Madame, [I], [S] a dû agir en justice pour obtenir la reconnaissance par son bailleur et l’indemnisation des troubles de jouissance subis depuis près de deux années, faute de diligence suffisante de la part Monsieur, [U], [W], [E] pour assurer à sa locataire une jouissance paisible des lieux loués.
Il est constant que le bailleur, bien qu’alerté à plusieurs reprises par sa locataire, dès le commencement des travaux, n’a pas réagi ni répondu à ses sollicitations.
L’abstention de toute réponse de Monsieur, [U], [W], [E] caractérise une résistance abusive à l’égard de Madame, [I], [S] justifiant sa condamnation à lui régler la somme de 2000 euros à titre de dommages intérêts.
Sur le préjudice moral
Madame, [I], [S] fait état d’un préjudice moral résultant du manque d’intimité, de l’exposition au bruit du chantier et de la vue sur le chantier.

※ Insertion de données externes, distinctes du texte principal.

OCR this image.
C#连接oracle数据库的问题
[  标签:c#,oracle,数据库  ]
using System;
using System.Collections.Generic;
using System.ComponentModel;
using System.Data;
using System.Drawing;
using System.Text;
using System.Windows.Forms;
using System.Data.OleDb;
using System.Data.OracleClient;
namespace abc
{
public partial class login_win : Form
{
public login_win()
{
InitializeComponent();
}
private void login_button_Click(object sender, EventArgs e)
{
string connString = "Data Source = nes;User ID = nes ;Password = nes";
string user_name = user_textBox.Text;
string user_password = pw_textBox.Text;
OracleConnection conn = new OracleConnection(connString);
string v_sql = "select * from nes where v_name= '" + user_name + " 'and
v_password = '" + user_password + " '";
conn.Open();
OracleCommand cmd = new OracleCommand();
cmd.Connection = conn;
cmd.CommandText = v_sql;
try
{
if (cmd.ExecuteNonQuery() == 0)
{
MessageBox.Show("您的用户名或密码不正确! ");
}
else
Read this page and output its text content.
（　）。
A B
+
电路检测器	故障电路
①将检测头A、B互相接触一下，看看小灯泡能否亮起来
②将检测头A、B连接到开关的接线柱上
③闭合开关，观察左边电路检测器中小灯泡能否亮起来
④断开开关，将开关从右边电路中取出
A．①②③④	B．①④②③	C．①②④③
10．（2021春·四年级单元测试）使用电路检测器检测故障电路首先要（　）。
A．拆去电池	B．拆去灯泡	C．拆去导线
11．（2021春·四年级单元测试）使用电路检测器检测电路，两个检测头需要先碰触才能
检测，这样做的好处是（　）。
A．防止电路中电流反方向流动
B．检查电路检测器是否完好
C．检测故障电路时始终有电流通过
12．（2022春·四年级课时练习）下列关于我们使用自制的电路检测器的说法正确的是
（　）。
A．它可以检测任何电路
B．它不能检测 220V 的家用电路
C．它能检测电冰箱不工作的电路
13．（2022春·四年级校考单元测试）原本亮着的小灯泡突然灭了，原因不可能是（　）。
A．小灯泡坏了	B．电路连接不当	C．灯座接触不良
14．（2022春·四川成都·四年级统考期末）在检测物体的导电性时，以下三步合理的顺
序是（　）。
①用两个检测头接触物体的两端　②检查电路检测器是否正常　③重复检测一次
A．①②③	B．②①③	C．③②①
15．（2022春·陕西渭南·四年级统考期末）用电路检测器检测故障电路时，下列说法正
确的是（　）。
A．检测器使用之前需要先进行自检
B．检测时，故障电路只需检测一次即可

Cependant, elle ne rapporte pas la preuve d’un préjudice distinct du trouble de jouissance pour lequel elle obtient déjà réparation.
Elle sera en conséquence déboutée de sa demande à ce titre.
Sur la demande de garantie à l’encontre du syndicat des copropriétaires
Le syndicat des copropriétaires n’étant pas attrait à la cause, cette demande est irrecevable.
Sur les demandes accessoires
Monsieur, [U], [W], [E], partie perdante, sera condamnée aux dépens en application de l’article 696 du code de procédure civile et sera déboutée de sa demande en application de l’article 700 du code de procédure civile.
L’équité commande de le condamner également à verser à Madame, [I], [S] la somme de 1500 euros au titre de l’article 700 du code de procédure civile.
La présente décision est exécutoire à titre provisoire, conformément à l’article 514 du code de procédure civile. La nature du litige étant compatible avec le prononcé de l’exécution provisoire, il n’y a pas lieu de l’écarter.
PAR CES MOTIFS
La juge des contentieux de la protection, statuant après débats en audience publique, par jugement contradictoire et en premier ressort, mis à disposition au greffe,
CONDAMNE Monsieur, [U], [W], [E] à rembourser à Madame, [I], [S] la somme de 11875 euros (onze mille huit cent soixante-quinze euros) au titre du trop-perçu des loyers versés après réduction en réparation des troubles de jouissance subis,
CONDAMNE Monsieur, [U], [W], [E] à rembourser à Madame, [I], [S] la somme de 2000 euros (deux mille euros) à titre de dommages et intérêts pour résistance abusive,
DEBOUTE Madame, [I], [S] de sa demande d’interruption du paiement des loyers jusqu’à l’achèvement des travaux,
DEBOUTE Madame, [I], [S] de sa demande de remboursement de l’intégralité des loyers perçus pendant la durée des travaux,
DEBOUTE Madame, [I], [S] de sa demande de dommages et intérêts fondée sur la réticence dolosive, le manquement à l’obligation d’information précontractuelle et la mauvaise foi dans la formation du contrat,
DEBOUTE Madame, [I], [S] de sa demande de dommages et intérêts en réparation de son préjudice moral,
DIT irrecevable la demande de garantie formulée par Monsieur, [U], [W], [E] à l’encontre du syndicat des copropriétaires,
CONDAMNE Monsieur, [U], [W], [E] à verser à Madame, [I], [S] la somme de 1500 euros (mille cinq cent euros) en application des dispositions de l’article 700 du code de procédure civile,
DEBOUTE Monsieur, [U], [W], [E] de sa demande au titre de l’article 700 du code de procédure civile,
DEBOUTE les parties du surplus de leurs demandes,
CONDAMNE Monsieur, [U], [W], [E] aux entiers dépens de l’instance,
RAPPELLE que le présent jugement est exécutoire de plein droit à titre provisoire et DIT n’y avoir lieu à l’écarter,
Rappelle que la présente décision bénéficie de l’exécution provisoire de droit.
Ainsi jugé par mise à disposition au greffe le 26 mars 2026 et signé par la juge et la greffière susnommées.